Até 2003 isto confirmou que as tensões virais pertenceram certamente à linhagem A. Contudo, a caracterização e a análise filogenética subseqüente das tensões virais envolvidas nas duas manifestações humanas as mais atrasadas na República Democrática do Congo (Mandza em novembro de 2003 e Etoumbi em maio de 2005) mostraram que estas tensões pertenceram à linhagem B. Estes resultados alertaram a equipe científica empurrar mais as investigações. Uma análise filogenética similar executada em uma outra seqüência do genoma viral, codificando esta hora para o nucleoprotein (NP 1), mostrou que as tensões virais responsáveis para as epidemias humanas que ocorreram entre 2001 e 2003 toda a queda na linhagem B. Os pesquisadores de IRD consideram que estes resultados convenientemente contraditórios fornecem de facto a prova que as tensões selvagens de Ebolavirus são capazes de trocar o material genético por processos da recombinação. Este processo é actualmente conhecido para vírus positivos do RNA tais como o VIH, mas é muito mais raro para os vírus negativos do RNA a que os vírus da família de Filoviridae (Ebola, Marburg) pertencem. A participação desta recombinação genética, nunca descrita nesta família dos vírus, leva indícios novos a respeito dos processos de emergência de Ebolavirus nos seres humanos e nos grandes macacos. Igualmente sugere que algum desconhecido imóvel, muito menos patogénico, tensões circule no selvagem.

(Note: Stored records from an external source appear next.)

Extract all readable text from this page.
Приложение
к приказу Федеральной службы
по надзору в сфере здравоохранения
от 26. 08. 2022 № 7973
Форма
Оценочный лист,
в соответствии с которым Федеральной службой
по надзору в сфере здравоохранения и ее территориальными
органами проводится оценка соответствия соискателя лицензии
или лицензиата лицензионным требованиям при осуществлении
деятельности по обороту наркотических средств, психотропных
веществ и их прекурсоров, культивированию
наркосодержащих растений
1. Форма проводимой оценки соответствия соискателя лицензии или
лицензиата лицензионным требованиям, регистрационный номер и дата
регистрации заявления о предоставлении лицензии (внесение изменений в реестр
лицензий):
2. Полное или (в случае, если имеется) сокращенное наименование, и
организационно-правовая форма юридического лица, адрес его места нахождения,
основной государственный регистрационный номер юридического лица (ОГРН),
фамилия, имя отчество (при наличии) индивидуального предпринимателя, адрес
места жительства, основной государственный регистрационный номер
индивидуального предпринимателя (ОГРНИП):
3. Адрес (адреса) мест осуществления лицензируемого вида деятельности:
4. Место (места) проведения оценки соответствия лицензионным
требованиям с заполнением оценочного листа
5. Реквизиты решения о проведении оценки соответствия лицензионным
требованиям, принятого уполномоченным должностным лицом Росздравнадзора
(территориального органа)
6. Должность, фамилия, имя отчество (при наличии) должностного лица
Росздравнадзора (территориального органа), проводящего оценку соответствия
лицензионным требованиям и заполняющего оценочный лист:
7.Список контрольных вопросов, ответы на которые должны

As Avaliações derivadas desta pesquisa puseram a época dos eventos da recombinação entre em 1996 e em 2001. Os eventos em particular causariam os vírus responsáveis para as epidemias que golpearam Gabão e a República Democrática do Congo entre 2001 e 2003. Agora se os mecanismos genéticos da recombinação são certamente parte do arsenal do Ebolavirus, este elemento deve ser levado em consideração para perspectivas de desenvolver vacinas atenuadas vivas para estratégias da prevenção contra as epidemias haemorrhagic vírus-induzidas da febre. Em tal contexto este tipo de vacina, cujo o princípio básico se encontra na provocação de uma reacção imune forte em um paciente pela inoculação com um vírus com parogenicidade fortemente atenuada, levaria o risco de gerar efeitos indesejáveis. O vírus Atenuado podia por exemplo cruzar com uma das tensões selvagens do Ebolavirus e daqui causar um vírus patogénico novo. Com o objectivo de caracterizar melhor os processos envolvidos, o passo seguinte é identificar o lugar exacto do genoma no onde esta troca do material genético entre linhagens virais ocorre. A fim fazer isso, o traço genético completo das tensões virais diferentes permanece ser realizado.